RESULTS In this study, there were 321 cases of healthcare-associated infections among cardiothoracic and vascular surgery patients, with a healthcare-associated infection incidence rate of 5.98%, and the number of hospital-acquired infections cases was 343, with a hospital-acquired infection incidence rate of 6.39%. The results of binary logistic regression analysis showed that the length of hospitalization (OR=2.970, 95%CI: 1.588-5.552, P=0.001), the number of surgical procedures (OR=2.706, 95%CI: 1.757-4.167, P < 0.001), the duration of surgery (OR=2.143, 95%CI: 1.491-3.080, P < 0.001), the application duration of antimicrobial agent (OR=2.433, 95%CI: 1.675-3.543, P < 0.001), the combined application of antimicrobial agents (OR=2.228, 95%CI: 1.403-3.541, P=0.001) and the employment of ventilator (OR=4.095, 95%CI: 2.408-6.964, P < 0.001) were risk factors for healthcare-associated infections in patients undergoing cardiovascular surgery. Values were assigned to each risk factor, the study subjects were divided into low-, medium- and high-risk groups, with the incidence of hospital-acquired infections increasing as the risk level increased. The area under the ROC curve (AUC) was 0.845 (95%CI: 0.825-0.865) in the modeling group and 0.823 (95%CI: 0.784-0.862) in the validation group, suggesting that the established risk assessment model had a good predictive value.
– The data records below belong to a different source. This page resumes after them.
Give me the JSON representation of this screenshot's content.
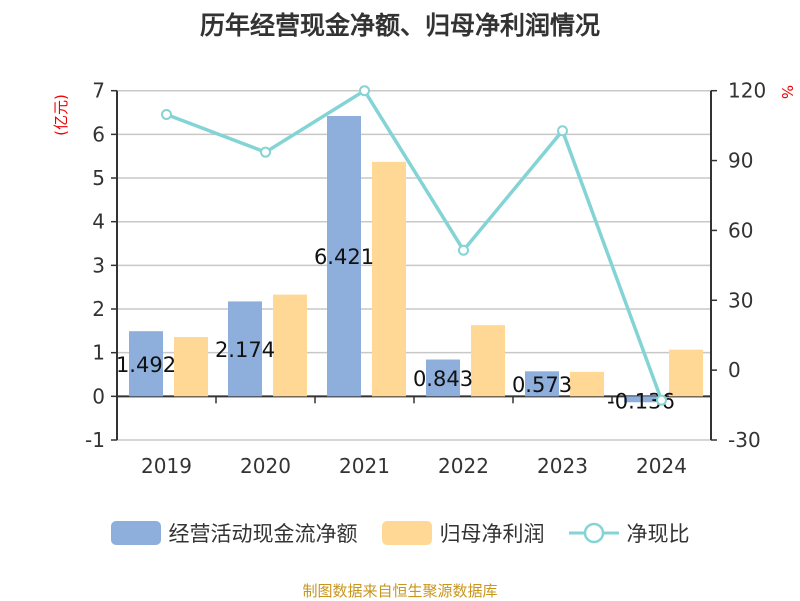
{
  "chart_data": {
    "type": "bar",
    "title": "历年经营现金净额、归母净利润情况",
    "categories": [
      "2019",
      "2020",
      "2021",
      "2022",
      "2023",
      "2024"
    ],
    "ylabel": "(亿元)",
    "y2label": "%",
    "ylim": [
      -1,
      7
    ],
    "y2lim": [
      -30,
      120
    ],
    "yticks": [
      "-1",
      "0",
      "1",
      "2",
      "3",
      "4",
      "5",
      "6",
      "7"
    ],
    "y2ticks": [
      "-30",
      "0",
      "30",
      "60",
      "90",
      "120"
    ],
    "series": [
      {
        "name": "经营活动现金流净额",
        "type": "bar",
        "axis": "left",
        "color": "#8eaedb",
        "values": [
          1.492,
          2.174,
          6.421,
          0.843,
          0.573,
          -0.136
        ],
        "labels": [
          "1.492",
          "2.174",
          "6.421",
          "0.843",
          "0.573",
          "-0.136"
        ]
      },
      {
        "name": "归母净利润",
        "type": "bar",
        "axis": "left",
        "color": "#ffd896",
        "values": [
          1.36,
          2.33,
          5.37,
          1.63,
          0.56,
          1.07
        ]
      },
      {
        "name": "净现比",
        "type": "line",
        "axis": "right",
        "color": "#84d4d6",
        "values": [
          109.8,
          93.6,
          120,
          51.5,
          102.8,
          -12.9
        ]
      }
    ],
    "legend_position": "bottom",
    "grid": true
  },
  "source": "制图数据来自恒生聚源数据库"
}
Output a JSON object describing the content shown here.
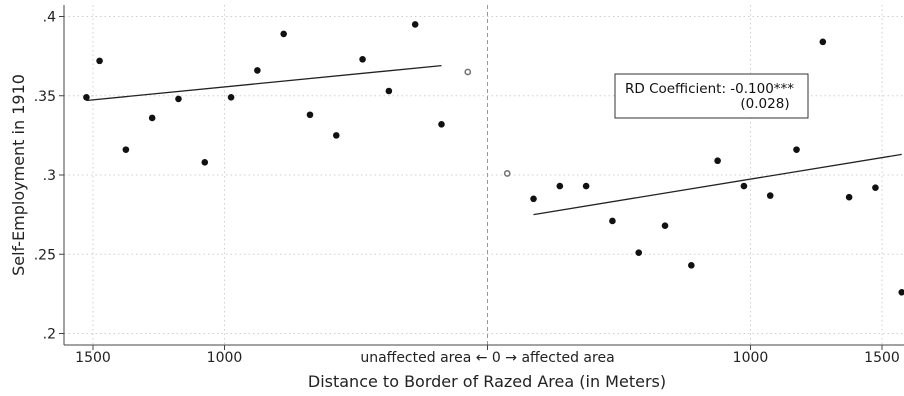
{
  "chart_data": {
    "type": "scatter",
    "title": "",
    "xlabel": "Distance to Border of Razed Area (in Meters)",
    "ylabel": "Self-Employment in 1910",
    "ylim": [
      0.2,
      0.4
    ],
    "grid": true,
    "yticks": [
      {
        "value": 0.2,
        "label": ".2"
      },
      {
        "value": 0.25,
        "label": ".25"
      },
      {
        "value": 0.3,
        "label": ".3"
      },
      {
        "value": 0.35,
        "label": ".35"
      },
      {
        "value": 0.4,
        "label": ".4"
      }
    ],
    "xticks": [
      {
        "value": -1500,
        "label": "1500"
      },
      {
        "value": -1000,
        "label": "1000"
      },
      {
        "value": 0,
        "label": "unaffected area ← 0 → affected area"
      },
      {
        "value": 1000,
        "label": "1000"
      },
      {
        "value": 1500,
        "label": "1500"
      }
    ],
    "cutoff": 0,
    "series": [
      {
        "marker": "filled",
        "x": [
          -1525,
          -1475,
          -1375,
          -1275,
          -1175,
          -1075,
          -975,
          -875,
          -775,
          -675,
          -575,
          -475,
          -375,
          -275,
          -175,
          175,
          275,
          375,
          475,
          575,
          675,
          775,
          875,
          975,
          1075,
          1175,
          1275,
          1375,
          1475,
          1575
        ],
        "y": [
          0.349,
          0.372,
          0.316,
          0.336,
          0.348,
          0.308,
          0.349,
          0.366,
          0.389,
          0.338,
          0.325,
          0.373,
          0.353,
          0.395,
          0.332,
          0.285,
          0.293,
          0.293,
          0.271,
          0.251,
          0.268,
          0.243,
          0.309,
          0.293,
          0.287,
          0.316,
          0.384,
          0.286,
          0.292,
          0.226
        ]
      },
      {
        "marker": "hollow",
        "x": [
          -75,
          75
        ],
        "y": [
          0.365,
          0.301
        ]
      }
    ],
    "fit_lines": [
      {
        "x": [
          -1525,
          -175
        ],
        "y": [
          0.347,
          0.369
        ]
      },
      {
        "x": [
          175,
          1575
        ],
        "y": [
          0.275,
          0.313
        ]
      }
    ],
    "annotation": {
      "line1": "RD Coefficient: -0.100***",
      "line2": "(0.028)"
    }
  }
}
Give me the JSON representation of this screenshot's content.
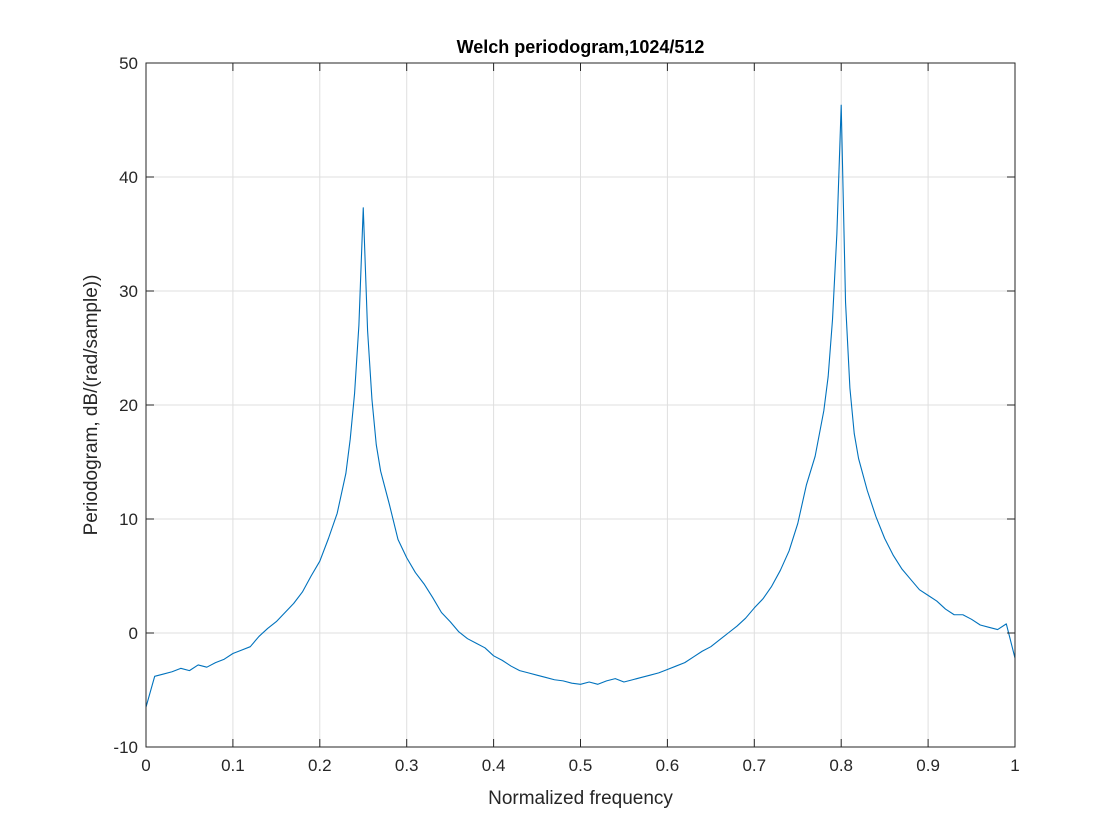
{
  "chart_data": {
    "type": "line",
    "title": "Welch periodogram,1024/512",
    "xlabel": "Normalized frequency",
    "ylabel": "Periodogram, dB/(rad/sample))",
    "xlim": [
      0,
      1
    ],
    "ylim": [
      -10,
      50
    ],
    "xticks": [
      0,
      0.1,
      0.2,
      0.3,
      0.4,
      0.5,
      0.6,
      0.7,
      0.8,
      0.9,
      1
    ],
    "xtick_labels": [
      "0",
      "0.1",
      "0.2",
      "0.3",
      "0.4",
      "0.5",
      "0.6",
      "0.7",
      "0.8",
      "0.9",
      "1"
    ],
    "yticks": [
      -10,
      0,
      10,
      20,
      30,
      40,
      50
    ],
    "ytick_labels": [
      "-10",
      "0",
      "10",
      "20",
      "30",
      "40",
      "50"
    ],
    "grid": true,
    "line_color": "#0072bd",
    "series": [
      {
        "x": [
          0,
          0.01,
          0.02,
          0.03,
          0.04,
          0.05,
          0.06,
          0.07,
          0.08,
          0.09,
          0.1,
          0.11,
          0.12,
          0.13,
          0.14,
          0.15,
          0.16,
          0.17,
          0.18,
          0.19,
          0.2,
          0.21,
          0.22,
          0.23,
          0.235,
          0.24,
          0.245,
          0.25,
          0.255,
          0.26,
          0.265,
          0.27,
          0.28,
          0.29,
          0.3,
          0.31,
          0.32,
          0.33,
          0.34,
          0.35,
          0.36,
          0.37,
          0.38,
          0.39,
          0.4,
          0.41,
          0.42,
          0.43,
          0.44,
          0.45,
          0.46,
          0.47,
          0.48,
          0.49,
          0.5,
          0.51,
          0.52,
          0.53,
          0.54,
          0.55,
          0.56,
          0.57,
          0.58,
          0.59,
          0.6,
          0.61,
          0.62,
          0.63,
          0.64,
          0.65,
          0.66,
          0.67,
          0.68,
          0.69,
          0.7,
          0.71,
          0.72,
          0.73,
          0.74,
          0.75,
          0.76,
          0.77,
          0.78,
          0.785,
          0.79,
          0.795,
          0.8,
          0.805,
          0.81,
          0.815,
          0.82,
          0.83,
          0.84,
          0.85,
          0.86,
          0.87,
          0.88,
          0.89,
          0.9,
          0.91,
          0.92,
          0.93,
          0.94,
          0.95,
          0.96,
          0.97,
          0.98,
          0.99,
          1
        ],
        "y": [
          -6.5,
          -3.8,
          -3.6,
          -3.4,
          -3.1,
          -3.3,
          -2.8,
          -3.0,
          -2.6,
          -2.3,
          -1.8,
          -1.5,
          -1.2,
          -0.3,
          0.4,
          1.0,
          1.8,
          2.6,
          3.6,
          5.0,
          6.3,
          8.3,
          10.5,
          14.0,
          17.0,
          21.0,
          27.0,
          37.3,
          26.5,
          20.5,
          16.5,
          14.2,
          11.3,
          8.2,
          6.6,
          5.3,
          4.3,
          3.1,
          1.8,
          1.0,
          0.1,
          -0.5,
          -0.9,
          -1.3,
          -2.0,
          -2.4,
          -2.9,
          -3.3,
          -3.5,
          -3.7,
          -3.9,
          -4.1,
          -4.2,
          -4.4,
          -4.5,
          -4.3,
          -4.5,
          -4.2,
          -4.0,
          -4.3,
          -4.1,
          -3.9,
          -3.7,
          -3.5,
          -3.2,
          -2.9,
          -2.6,
          -2.1,
          -1.6,
          -1.2,
          -0.6,
          0.0,
          0.6,
          1.3,
          2.2,
          3.0,
          4.1,
          5.5,
          7.2,
          9.6,
          13.0,
          15.5,
          19.5,
          22.5,
          27.5,
          35.0,
          46.3,
          29.0,
          21.5,
          17.5,
          15.3,
          12.5,
          10.2,
          8.3,
          6.8,
          5.6,
          4.7,
          3.8,
          3.3,
          2.8,
          2.1,
          1.6,
          1.6,
          1.2,
          0.7,
          0.5,
          0.3,
          0.8,
          -2.2
        ]
      }
    ]
  }
}
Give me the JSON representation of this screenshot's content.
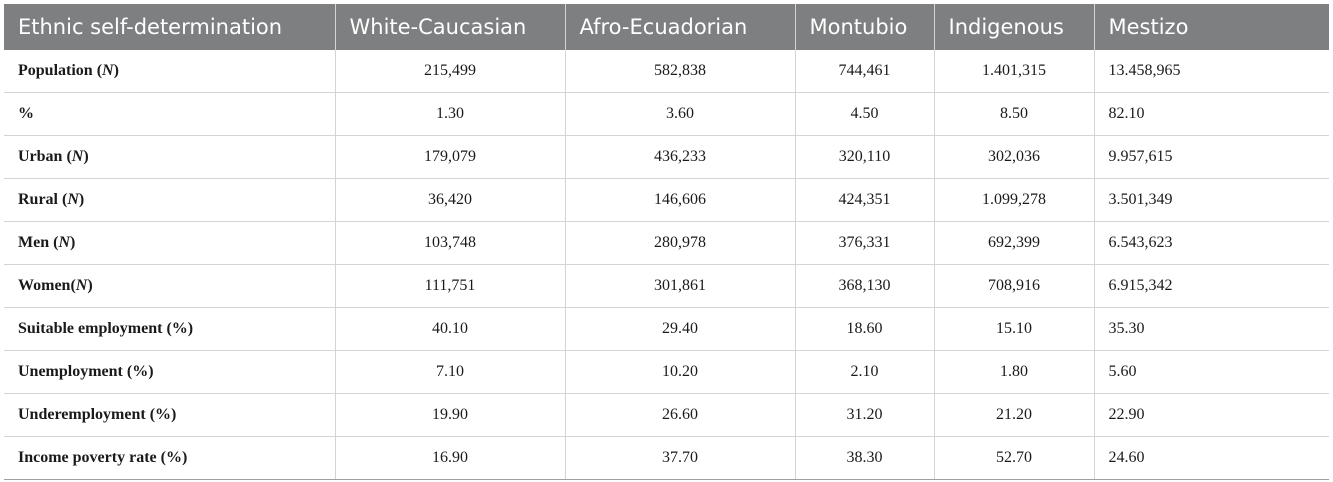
{
  "table": {
    "columns": [
      "Ethnic self-determination",
      "White-Caucasian",
      "Afro-Ecuadorian",
      "Montubio",
      "Indigenous",
      "Mestizo"
    ],
    "rows": [
      {
        "label_pre": "Population (",
        "label_italic": "N",
        "label_post": ")",
        "values": [
          "215,499",
          "582,838",
          "744,461",
          "1.401,315",
          "13.458,965"
        ]
      },
      {
        "label_pre": "%",
        "label_italic": "",
        "label_post": "",
        "values": [
          "1.30",
          "3.60",
          "4.50",
          "8.50",
          "82.10"
        ]
      },
      {
        "label_pre": "Urban (",
        "label_italic": "N",
        "label_post": ")",
        "values": [
          "179,079",
          "436,233",
          "320,110",
          "302,036",
          "9.957,615"
        ]
      },
      {
        "label_pre": "Rural (",
        "label_italic": "N",
        "label_post": ")",
        "values": [
          "36,420",
          "146,606",
          "424,351",
          "1.099,278",
          "3.501,349"
        ]
      },
      {
        "label_pre": "Men (",
        "label_italic": "N",
        "label_post": ")",
        "values": [
          "103,748",
          "280,978",
          "376,331",
          "692,399",
          "6.543,623"
        ]
      },
      {
        "label_pre": "Women(",
        "label_italic": "N",
        "label_post": ")",
        "values": [
          "111,751",
          "301,861",
          "368,130",
          "708,916",
          "6.915,342"
        ]
      },
      {
        "label_pre": "Suitable employment (%)",
        "label_italic": "",
        "label_post": "",
        "values": [
          "40.10",
          "29.40",
          "18.60",
          "15.10",
          "35.30"
        ]
      },
      {
        "label_pre": "Unemployment (%)",
        "label_italic": "",
        "label_post": "",
        "values": [
          "7.10",
          "10.20",
          "2.10",
          "1.80",
          "5.60"
        ]
      },
      {
        "label_pre": "Underemployment (%)",
        "label_italic": "",
        "label_post": "",
        "values": [
          "19.90",
          "26.60",
          "31.20",
          "21.20",
          "22.90"
        ]
      },
      {
        "label_pre": "Income poverty rate (%)",
        "label_italic": "",
        "label_post": "",
        "values": [
          "16.90",
          "37.70",
          "38.30",
          "52.70",
          "24.60"
        ]
      }
    ]
  }
}
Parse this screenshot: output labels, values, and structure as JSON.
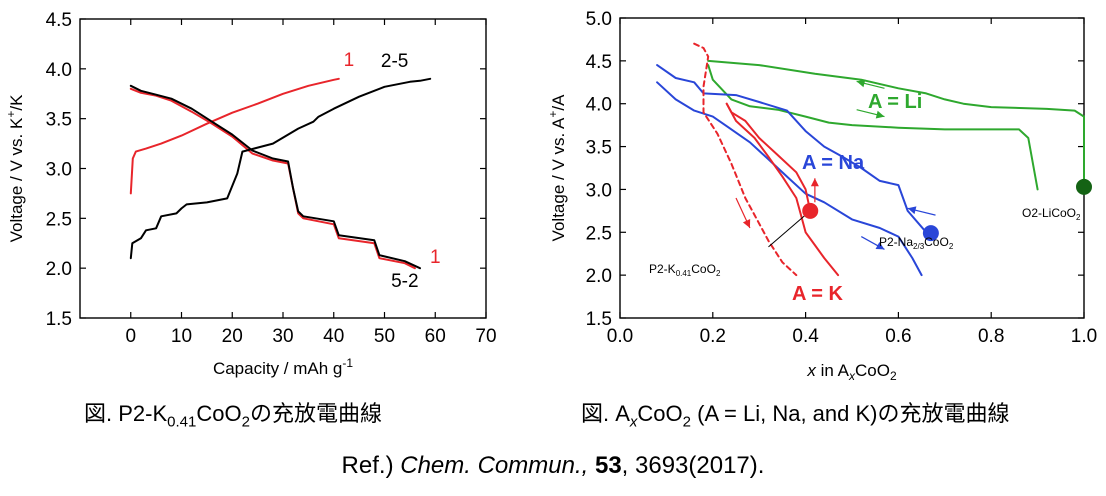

CONCLUSION The risk assessment model for healthcare-associated infections in patients undergoing cardiovascular surgery constructed in this study has a good prediction accuracy, which can be used to identify high-risk patients and facilitate early prevention and intervention, thereby effectively reducing the risk of healthcare-associated infections in patients undergoing cardiovascular surgery.